Plus simple, au lycée Genevoix (Decize, 58), les élèves proposent de créer une serre pour produire fruits et légumes tout au long de l’année. A Lamartine (Mâcon, 71), les lycéens ont soumis une série de préconisations, dont la création d’un plancher piézoélectrique, permettant d’alimenter les lampes des couloirs grâce l’énergie produite par le piétinement sur le sol des 1500 élèves du lycée. A Pary-le-Monial (71), les élèves du lycée Astier se sont quant à eux intéressés aux véhicules du futur qui achemineront les élèves dans le lycée de demain, en s’inspirant du profil aérodynamique du … poisson !

   Un voyage en Allemagne
   pour l’équipe gagnante


Les internautes avaient jusqu’au 31 mars pour voter pour leur projet préféré.
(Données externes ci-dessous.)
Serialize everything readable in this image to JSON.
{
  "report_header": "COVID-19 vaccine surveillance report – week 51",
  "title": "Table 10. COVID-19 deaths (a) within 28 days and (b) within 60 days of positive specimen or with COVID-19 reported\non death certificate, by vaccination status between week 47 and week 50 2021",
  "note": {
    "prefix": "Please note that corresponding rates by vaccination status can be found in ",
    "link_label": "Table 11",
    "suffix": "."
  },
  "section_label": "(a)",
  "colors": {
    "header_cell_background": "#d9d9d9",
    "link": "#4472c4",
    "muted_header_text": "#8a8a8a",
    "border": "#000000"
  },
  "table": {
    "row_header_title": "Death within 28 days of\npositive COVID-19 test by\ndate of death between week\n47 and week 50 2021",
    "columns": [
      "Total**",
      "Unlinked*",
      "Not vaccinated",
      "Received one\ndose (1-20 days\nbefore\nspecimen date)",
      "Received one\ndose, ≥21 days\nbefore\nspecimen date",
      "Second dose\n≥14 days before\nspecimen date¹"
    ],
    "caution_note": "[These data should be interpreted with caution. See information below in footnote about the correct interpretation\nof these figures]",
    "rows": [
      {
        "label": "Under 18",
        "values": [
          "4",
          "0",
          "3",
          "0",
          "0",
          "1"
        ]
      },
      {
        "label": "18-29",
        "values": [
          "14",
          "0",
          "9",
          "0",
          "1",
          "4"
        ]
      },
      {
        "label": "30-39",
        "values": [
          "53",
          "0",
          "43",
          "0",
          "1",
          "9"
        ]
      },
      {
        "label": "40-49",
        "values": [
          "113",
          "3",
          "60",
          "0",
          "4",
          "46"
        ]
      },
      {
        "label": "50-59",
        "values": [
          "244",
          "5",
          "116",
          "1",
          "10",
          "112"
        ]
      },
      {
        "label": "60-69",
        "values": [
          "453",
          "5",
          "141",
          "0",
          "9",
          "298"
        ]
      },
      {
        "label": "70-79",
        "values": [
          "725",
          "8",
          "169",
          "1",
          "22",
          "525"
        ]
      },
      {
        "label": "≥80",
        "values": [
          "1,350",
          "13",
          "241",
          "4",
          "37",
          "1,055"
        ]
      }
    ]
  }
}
Un jury, constitué de Pionniers de la Transition Energétique (POTEs) et d’élus de la Région, va également auditionner les candidats dans les semaines à venir. Les résultats seront connus le 30 avril. L’équipe qui sera désignée vainqueur partira en mai pour trois jours en Allemagne dans la région Rhénanie-Palatinat. Les deuxièmes et troisièmes gagneront des vélos pour leur lycée, ainsi que des pass pour les Eurockéennes de Belfort.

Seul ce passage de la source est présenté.